The shortened string format codes may seem confusing, but they are built on simple principles.
The first (optional) character is <
or >
, which means "little endian" or "big endian," respectively, and specifies the ordering convention for significant bits.
The next character specifies the type of data: characters, bytes, ints, floating points, and so on (see the table below).
The last character or characters represents the size of the object in bytes.
Character | Description | Example |
---|---|---|
'b' |
Byte | np.dtype('b') |
'i' |
Signed integer | np.dtype('i4') == np.int32 |
'u' |
Unsigned integer | np.dtype('u1') == np.uint8 |
'f' |
Floating point | np.dtype('f8') == np.int64 |
'c' |
Complex floating point | np.dtype('c16') == np.complex128 |
'S' , 'a' |
String | np.dtype('S5') |
'U' |
Unicode string | np.dtype('U') == np.str_ |
'V' |
Raw data (void) | np.dtype('V') == np.void |
还可以定义更高级的复合类型。例如,你可以创建一个类型,其中每个元素包含一个数组或矩阵。在这里,我们将创建一个数据类型 mat
,它是一个 $3\times 3$ 的浮点型矩阵:
It is possible to define even more advanced compound types.
For example, you can create a type where each element contains an array or matrix of values.
Here, we'll create a data type with a mat
component consisting of a $3\times 3$ floating-point matrix:
tp = np.dtype([('id', 'i8'), ('mat', 'f8', (3, 3))])
X = np.zeros(1, dtype=tp)
print(X[0])
print(X['mat'][0])
(0, [[0.0, 0.0, 0.0], [0.0, 0.0, 0.0], [0.0, 0.0, 0.0]]) [[ 0. 0. 0.] [ 0. 0. 0.] [ 0. 0. 0.]]
X
数组中的每一个元素包含一个 id
和一个 $3\times 3$ 的矩阵。
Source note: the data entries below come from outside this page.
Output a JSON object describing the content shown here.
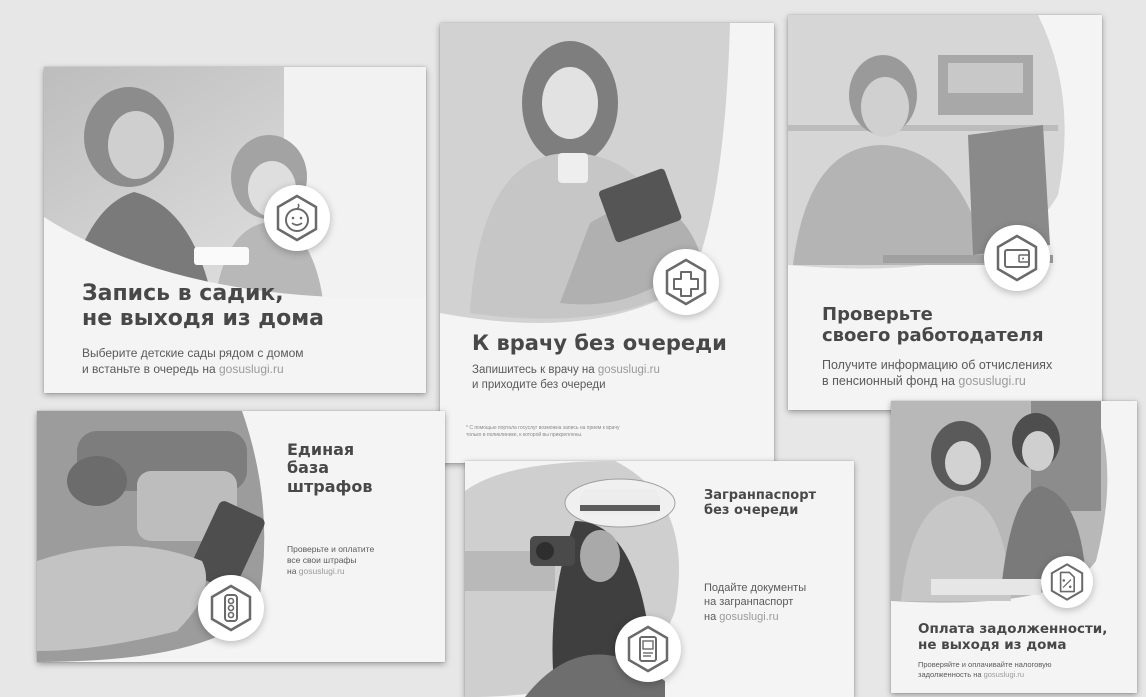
{
  "cards": {
    "kindergarten": {
      "title_line1": "Запись в садик,",
      "title_line2": "не выходя из дома",
      "desc_line1": "Выберите детские сады рядом с домом",
      "desc_line2_prefix": "и встаньте в очередь на ",
      "link": "gosuslugi.ru",
      "icon": "smiley-baby-icon"
    },
    "doctor": {
      "title": "К врачу без очереди",
      "desc_line1_prefix": "Запишитесь к врачу на ",
      "link": "gosuslugi.ru",
      "desc_line2": "и приходите без очереди",
      "note_line1": "* С помощью портала госуслуг возможна запись на прием к врачу",
      "note_line2": "только в поликлинике, к которой вы прикреплены.",
      "icon": "medical-cross-icon"
    },
    "employer": {
      "title_line1": "Проверьте",
      "title_line2": "своего работодателя",
      "desc_line1": "Получите информацию об отчислениях",
      "desc_line2_prefix": "в пенсионный фонд на ",
      "link": "gosuslugi.ru",
      "icon": "wallet-icon"
    },
    "fines": {
      "title_line1": "Единая",
      "title_line2": "база",
      "title_line3": "штрафов",
      "desc_line1": "Проверьте и оплатите",
      "desc_line2": "все свои штрафы",
      "desc_line3_prefix": "на ",
      "link": "gosuslugi.ru",
      "icon": "traffic-light-icon"
    },
    "passport": {
      "title_line1": "Загранпаспорт",
      "title_line2": "без очереди",
      "desc_line1": "Подайте документы",
      "desc_line2": "на загранпаспорт",
      "desc_line3_prefix": "на ",
      "link": "gosuslugi.ru",
      "icon": "passport-icon"
    },
    "debt": {
      "title_line1": "Оплата задолженности,",
      "title_line2": "не выходя из дома",
      "desc_line1": "Проверяйте и оплачивайте налоговую",
      "desc_line2_prefix": "задолженность на ",
      "link": "gosuslugi.ru",
      "icon": "tax-document-icon"
    }
  }
}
那为什么不用一个简单的多维数组或者是一个 Python 字典呢?其原因资源 NumPy 的 dtype
直接对应一个 C 结构体,那么其结构可以直接被 C 代码访问。如果你在为 C 或者 Fortran 编写 Python 结构,你可能需要这样的结构。
Now each element in the X
array consists of an id
and a $3\times 3$ matrix.
Why would you use this rather than a simple multidimensional array, or perhaps a Python dictionary?
The reason is that this NumPy dtype
directly maps onto a C structure definition, so the buffer containing the array content can be accessed directly within an appropriately written C program.
If you find yourself writing a Python interface to a legacy C or Fortran library that manipulates structured data, you'll probably find structured arrays quite useful!
NumPy 提供了 np.recarray
它和结构化数组很像,但是其字段可用以属性的方式(而不是字典的方式)进行访问。来看我们之前记录年龄的那个例子:
NumPy also provides the np.recarray
class, which is almost identical to the structured arrays just described, but with one additional feature: fields can be accessed as attributes rather than as dictionary keys.
Recall that we previously accessed the ages by writing:
data['age']
array([25, 45, 37, 19], dtype=int32)
如果我们用记录数组来存储,我们就可以用更少的输入来访问它了:
If we view our data as a record array instead, we can access this with slightly fewer keystrokes:
data_rec = data.view(np.recarray)
data_rec.age
array([25, 45, 37, 19], dtype=int32)
记录数组的弊端在于其访问效率要慢一些,甚至是我们用字典方式访问也依然要慢一些:
The downside is that for record arrays, there is some extra overhead involved in accessing the fields, even when using the same syntax. We can see this here:
%timeit data['age']
%timeit data_rec['age']
%timeit data_rec.age
1000000 loops, best of 3: 241 ns per loop 100000 loops, best of 3: 4.61 µs per loop 100000 loops, best of 3: 7.27 µs per loop
当然,是否用额外的开销来换取更便捷的访问方式取决于你自己。
Whether the more convenient notation is worth the additional overhead will depend on your own application.
结构化和记录数组的这一节有意被放在在本章结尾,因为它很好地引入我们将要介绍的下一个包:Pandas。像这里讨论的结构化数组在某些情况下是很好的知道,特别是如果你使用NumPy数组映射到二进制数据格式在C,Fortran或另一种语言。对于结构化数据的日常使用,Pandas包是一个更好的选择,我们将在下面的章节中详细讨论它。
This section on structured and record arrays is purposely at the end of this chapter, because it leads so well into the next package we will cover: Pandas. Structured arrays like the ones discussed here are good to know about for certain situations, especially in case you're using NumPy arrays to map onto binary data formats in C, Fortran, or another language. For day-to-day use of structured data, the Pandas package is a much better choice, and we'll dive into a full discussion of it in the chapter that follows.